The fourth word is “Compassion”.  When I see intensely, when I listen intensely, I am open to the pain of another person, and I care for that person.  And now I am in pain, and belong to the community of those who live in pain.  This experience has deepened my compassion.  The writer, Margaret Atwood, said, “The world seen clearly is seen through tears.” When I care, I am present for the other.  I hear her words.  As the Spanish philosopher, Miguel De Unamuno, said, “Bodies may be attracted by pleasure, but souls are attracted by pain.”
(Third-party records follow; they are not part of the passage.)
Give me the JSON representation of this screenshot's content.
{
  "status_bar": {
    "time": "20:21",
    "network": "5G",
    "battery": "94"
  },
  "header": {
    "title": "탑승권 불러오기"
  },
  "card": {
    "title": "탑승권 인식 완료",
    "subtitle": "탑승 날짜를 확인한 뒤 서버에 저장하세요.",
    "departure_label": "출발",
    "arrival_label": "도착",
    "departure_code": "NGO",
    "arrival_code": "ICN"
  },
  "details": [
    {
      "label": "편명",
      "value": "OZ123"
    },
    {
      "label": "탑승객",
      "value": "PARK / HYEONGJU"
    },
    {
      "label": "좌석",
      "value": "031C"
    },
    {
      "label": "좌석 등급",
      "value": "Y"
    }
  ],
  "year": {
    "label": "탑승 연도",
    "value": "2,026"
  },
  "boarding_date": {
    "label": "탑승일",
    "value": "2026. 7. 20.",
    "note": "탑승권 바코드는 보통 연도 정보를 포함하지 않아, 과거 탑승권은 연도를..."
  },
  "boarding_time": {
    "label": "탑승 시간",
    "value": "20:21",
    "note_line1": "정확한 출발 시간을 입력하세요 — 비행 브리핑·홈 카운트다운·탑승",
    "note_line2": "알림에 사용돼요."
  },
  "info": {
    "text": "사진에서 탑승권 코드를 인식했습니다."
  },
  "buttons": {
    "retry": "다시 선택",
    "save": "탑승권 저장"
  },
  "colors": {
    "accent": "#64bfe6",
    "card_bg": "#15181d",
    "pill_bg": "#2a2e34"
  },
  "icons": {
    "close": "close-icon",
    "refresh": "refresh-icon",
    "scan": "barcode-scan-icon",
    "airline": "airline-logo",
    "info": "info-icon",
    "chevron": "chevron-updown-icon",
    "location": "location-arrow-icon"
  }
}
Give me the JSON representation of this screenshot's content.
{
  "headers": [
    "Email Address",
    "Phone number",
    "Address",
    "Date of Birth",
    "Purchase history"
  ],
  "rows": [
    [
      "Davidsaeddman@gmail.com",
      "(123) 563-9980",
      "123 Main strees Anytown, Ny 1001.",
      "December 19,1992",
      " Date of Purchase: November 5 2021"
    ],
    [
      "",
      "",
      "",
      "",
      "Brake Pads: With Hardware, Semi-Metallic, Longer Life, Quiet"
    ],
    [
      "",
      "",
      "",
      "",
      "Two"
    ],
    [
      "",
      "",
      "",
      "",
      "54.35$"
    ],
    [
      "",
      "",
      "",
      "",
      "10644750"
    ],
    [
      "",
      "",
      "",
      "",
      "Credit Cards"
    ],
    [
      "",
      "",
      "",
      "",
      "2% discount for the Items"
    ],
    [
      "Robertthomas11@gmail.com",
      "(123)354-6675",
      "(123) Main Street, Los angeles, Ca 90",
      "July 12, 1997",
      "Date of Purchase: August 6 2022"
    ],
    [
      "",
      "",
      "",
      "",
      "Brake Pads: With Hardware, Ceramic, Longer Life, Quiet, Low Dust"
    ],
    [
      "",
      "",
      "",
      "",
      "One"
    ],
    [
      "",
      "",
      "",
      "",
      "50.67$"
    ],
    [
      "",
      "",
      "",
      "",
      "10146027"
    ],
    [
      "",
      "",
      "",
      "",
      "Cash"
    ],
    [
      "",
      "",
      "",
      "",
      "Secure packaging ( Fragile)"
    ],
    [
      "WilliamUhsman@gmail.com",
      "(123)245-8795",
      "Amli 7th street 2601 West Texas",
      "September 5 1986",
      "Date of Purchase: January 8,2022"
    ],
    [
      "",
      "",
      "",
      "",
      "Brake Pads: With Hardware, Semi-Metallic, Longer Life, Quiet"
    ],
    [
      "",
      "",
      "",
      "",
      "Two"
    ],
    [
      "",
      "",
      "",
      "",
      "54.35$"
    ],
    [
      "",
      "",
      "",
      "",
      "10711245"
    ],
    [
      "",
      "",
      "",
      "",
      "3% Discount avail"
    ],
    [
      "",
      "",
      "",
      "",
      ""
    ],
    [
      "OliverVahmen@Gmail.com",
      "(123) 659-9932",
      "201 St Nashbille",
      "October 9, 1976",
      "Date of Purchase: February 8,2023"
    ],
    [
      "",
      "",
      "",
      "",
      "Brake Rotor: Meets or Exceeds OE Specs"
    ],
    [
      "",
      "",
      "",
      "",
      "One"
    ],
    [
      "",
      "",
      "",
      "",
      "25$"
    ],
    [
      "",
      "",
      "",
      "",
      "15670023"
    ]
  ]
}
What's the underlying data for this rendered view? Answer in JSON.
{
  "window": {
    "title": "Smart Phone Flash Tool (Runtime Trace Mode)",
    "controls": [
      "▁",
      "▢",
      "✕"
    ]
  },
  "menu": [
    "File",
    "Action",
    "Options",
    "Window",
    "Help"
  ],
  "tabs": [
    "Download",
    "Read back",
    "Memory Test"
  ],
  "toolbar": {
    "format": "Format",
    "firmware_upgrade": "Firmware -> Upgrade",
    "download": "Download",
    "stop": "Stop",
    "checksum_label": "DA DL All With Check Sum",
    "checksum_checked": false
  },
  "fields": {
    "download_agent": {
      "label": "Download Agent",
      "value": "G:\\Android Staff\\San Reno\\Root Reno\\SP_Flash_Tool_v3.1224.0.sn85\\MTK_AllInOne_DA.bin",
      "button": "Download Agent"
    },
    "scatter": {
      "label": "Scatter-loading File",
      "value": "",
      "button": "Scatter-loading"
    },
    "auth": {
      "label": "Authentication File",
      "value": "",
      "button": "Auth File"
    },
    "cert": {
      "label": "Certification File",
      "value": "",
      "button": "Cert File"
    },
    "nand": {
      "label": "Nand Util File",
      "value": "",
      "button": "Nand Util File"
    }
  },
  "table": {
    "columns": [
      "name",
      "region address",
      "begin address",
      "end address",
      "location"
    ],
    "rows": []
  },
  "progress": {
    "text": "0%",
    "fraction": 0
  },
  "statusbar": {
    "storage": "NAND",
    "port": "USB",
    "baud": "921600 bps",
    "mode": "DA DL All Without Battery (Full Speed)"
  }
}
That brings us to the fifth word – “Community”.  It seems to me that the community of those who live in pain includes just about everyone.  We need each other.  Human beings are gregarious animals, and caring and co-operation are more important for survival than competition and selfishness.  In my view, women usually have a deeper understanding of caring relationships than men do, and Life is relationship – or as the Jewish philosopher, Martin Buber said, “Life is meeting,” and meeting builds community.  But it only builds community if we can see and hear with mindfulness.

Here are the five words that have helped me find a way to live with pain.  Intentionality, Mindfulness,  Gratitude,  Compassion, and Community.  You will have other words that have helped you.  Putting words down on paper is one way of finding out what we actually think about something, and sharing those words is a good way to start a dialogue.